O artigo 530 do Código de Processo Civil de 1973, com a redação dada pela Lei 10.352/01, prevê os embargos infringentes como espécie recursal, cabível quando acórdão não unânime julgar a apelação e reformar a sentença de mérito, ou julgar procedente a ação rescisória.

No tocante à primeira hipótese, a justificativa de sua existência era o de superar um eventual “empate” acerca do objeto da divergência: a sentença reformada somada ao voto vencido contra os votos vitoriosos do acórdão na apelação implicam um dois a dois. Em relação à hipótese do acórdão não unânime que julga procedente ação rescisória, segue-se a mesma lógica: a decisão rescindida somada ao voto vencido empatam com os dois votos rescindendos.
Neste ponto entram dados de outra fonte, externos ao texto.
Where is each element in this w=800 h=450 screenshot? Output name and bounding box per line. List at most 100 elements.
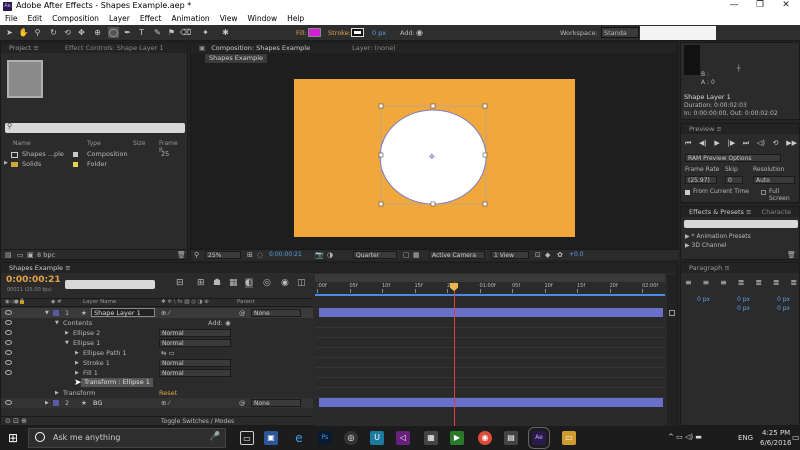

Em suma: é como se a sentença vencida ou rescindida valesse tanto quanto um voto na apelação, o que permite um tira-teima provocado via embargos infringentes.

Desde o projeto inicial enviado ao Senado Federal (PLS 166/2010), durante o seu na Câmara dos Deputados (PL 8.048/10) e o texto final aprovado do novo CPC, mesmo após muita discussão, optou-se por expungir os embargos infringentes do rol de recursos existentes (art. 991). O discurso dos defensores de sua exclusão era, basicamente, o de investir na simplificação, com a redução das espécies recursais e a diminuição do volume de trabalho no âmbito dos tribunais.

Neste sentido o trecho da exposição de motivos elaborada pela comissão de juristas, encaminhada ao Senado por meio do Ofício 137 em 08.06.2010:

Uma das grandes alterações havidas no sistema recursal foi a supressão dos embargos infringentes. Há muito, doutrina da melhor qualidade vem propugnando pela necessidade de que sejam extintos. Em contrapartida a essa extinção, o relator terá o dever de declarar o voto vencido, sendo este considerado como parte integrante do acórdão, inclusive para fins de prequestionamento.

Entretanto…
No lugar dos embargos infringentes, desde o projeto substitutivo da Câmara dos Deputados (PL 8.048/10), buscou-se introduzir uma nova técnica processual que pode ser denominada de suspensão de julgamento de acórdãos não unânimes, presente no artigo 955 do Relatório apresentado pelo Deputado Paulo Teixeira, in verbis:

Art. 955. Quando o resultado da apelação for não unânime, o julgamento terá prosseguimento em sessão a ser designada com a presença de outros julgadores, a serem convocados nos termos previamente definidos no regimento interno, em número suficiente para garantir a possibilidade de inversão do resultado inicial, assegurado às partes e a eventuais terceiros o direito de sustentar oralmente suas razões perante os novos julgadores. […]

Como se não bastasse criar um incidente que deverá ser praticado de ofício sob pena de nulidade absoluta a palavra “terá” é imperativa, pois não também a estendeu ao acórdão que julgar o agravo de instrumento, desde que diga respeito ao mérito da demanda, atendendo a decisões do Superior Tribunal de Justiça (EREsp 276.107/GO e REsp 818.497).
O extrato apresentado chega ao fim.